«Cárcel de Austria, a las afueras de Leoben»
"Egon Peitz, favor de trasladarse a su celda. La hora de ejercitarse ha terminado desde hace diez minutos".
Egon Peitz arrugó el ceño al escuchar por tercera vez su nombre salir de aquellas bocinas que lo estaban volviendo loco. El único momento del día que amaba era cuando le tocaba ir al gimnasio por dos horas enteras a quemar todas las toxinas y calorías que almacenaba diariamente en aquella prisión del demonio. Y en ese instante se encontraba haciendo abdominales conteniendo la respiración y estaba a punto de seguir haciéndolo cuando el guardia de seguridad le dio un ligero golpe en la sien con su arma. Egon alzó la mirada hacia él y sin decir una palabra, se levantó del suelo y se dejó conducir hacia su estancia de siempre. No podía quejarse tanto por la manera en la que lo trataban. Tenía suerte de haber entrado a la mejor cárcel del mundo donde la celda era mejor que la habitación de muchas personas que estaban libres. Contaba con todo lo necesario para no aburrirse: una tv, un microondas, un ropero pequeño, una cama, cafetera y muchos pequeños lujos que solo a los reos de Austria se les daba. Pero, aun así, anhelaba salir de ahí y contactar con su jefe para continuar su cometido: Secuestrar a una joven con el fin de enviarla a Rusia a prostituirse. Sonrió lobunamente al recordar su tarea final, luego de enviar a esa desdichada joven a su perdición; cada que conseguía a una chica para su jefe, le daban la mejor de todas las tareas: Asesinarla. Él, con tan solo veinticinco años de edad, ya era considerado como el mejor proxeneta de todo Austria y como era demasiado listo, no dejó que le sacaran la verdad acerca de con quién trabajaba porque no estaba dispuesto a abandonar su empleo. Le daba placer matar jovencitas con sus propias manos, pero no sin antes disfrutar de ellas hasta su último aliento.

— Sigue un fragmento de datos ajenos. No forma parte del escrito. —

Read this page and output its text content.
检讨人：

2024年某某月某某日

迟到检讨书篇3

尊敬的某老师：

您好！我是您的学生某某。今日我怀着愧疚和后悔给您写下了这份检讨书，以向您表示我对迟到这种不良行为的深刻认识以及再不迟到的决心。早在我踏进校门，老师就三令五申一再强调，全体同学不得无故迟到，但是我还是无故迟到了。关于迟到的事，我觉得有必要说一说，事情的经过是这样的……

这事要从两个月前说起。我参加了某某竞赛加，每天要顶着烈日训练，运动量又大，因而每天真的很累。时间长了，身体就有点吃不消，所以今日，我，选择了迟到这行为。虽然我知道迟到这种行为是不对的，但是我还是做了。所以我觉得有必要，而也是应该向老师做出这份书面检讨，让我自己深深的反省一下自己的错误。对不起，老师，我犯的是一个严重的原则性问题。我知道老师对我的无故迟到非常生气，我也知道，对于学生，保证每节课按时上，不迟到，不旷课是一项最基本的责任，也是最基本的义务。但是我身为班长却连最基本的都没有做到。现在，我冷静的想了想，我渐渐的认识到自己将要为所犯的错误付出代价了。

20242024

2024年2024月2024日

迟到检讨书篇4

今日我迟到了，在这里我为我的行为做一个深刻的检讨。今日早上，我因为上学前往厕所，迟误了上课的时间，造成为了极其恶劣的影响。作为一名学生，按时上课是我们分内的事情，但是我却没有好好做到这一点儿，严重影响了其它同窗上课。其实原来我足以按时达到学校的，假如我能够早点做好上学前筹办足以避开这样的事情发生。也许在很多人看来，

—Peitz, entra a tu celda—lo empujó el guardia, haciendo que él diera traspiés y cayera de bruces sobre su cama. Egon se juró desde que entró, que al primer idiota que asesinaría sería al guardia que lo escoltaba del diario. Miró al guardia con recelo y observó cómo lo encerraba como un perro entre las cuatro paredes. Se dio la vuelta en la cama y miró al techo, después al reloj que estaba sobre la tv. Eran las once de la mañana y estaba comenzando su programa favorito: Bob Esponja. Encendió la pantalla, colocó sus brazos doblados por debajo de la cabeza y disfrutó algunas horas completas de esa caricatura hasta que llegó la hora de la supervisión de higiene que hacían diariamente. Se levantó de un salto y se echó un vistazo al espejo que tenía cerca del microondas; no lucía tan mal. El corte que semanas atrás le habían otorgado le quedaba bien a pesar de estar casi rapado. Su cabello café apenas estaba tomando la forma de siempre. Lo que de verdad le atormentaba era las tremendas ojeras que adoraban sus peculiares ojos negros como la noche. Antes de ser atrapado por el FBI, podía decir que era atractivo, pero viéndose al espejo después de casi seis meses de haber sido recluido ahí y obligado a levantarse en la madrugada a ayudar a las tareas de limpieza de todo el recinto, su atractivo se deterioró.
—Egon, anda. Acércate, hora de supervisión—oyó la voz femenina de la mujer encargada a esa labor. Él sonrió levemente y se aproximó a ella. Aquella mujer de edad madura era la única que lo trataba bien. Por lo que decidió matarla hasta el final, en cuanto estuviera libre.
— ¿No es suficiente con la revisión de ayer, May? —se quejó y esperó a que ella entrara. May abrió la celda y entró acompañada de su asistente, un muchacho de unos veinte años que miraba con horror a Egon, él dio un paso dentro de la celda y se plantó detrás de ella con una caja sobre las manos.
—Yo no elijo mis tiempos de trabajo—le contestó la mujer y sacó de la caja una jeringa—dame el brazo.
—Detesto las agujas—se arremangó la camisa y su pálida piel—que solía ser más bronceada—, del brazo salió a relucir en espera del pinchazo.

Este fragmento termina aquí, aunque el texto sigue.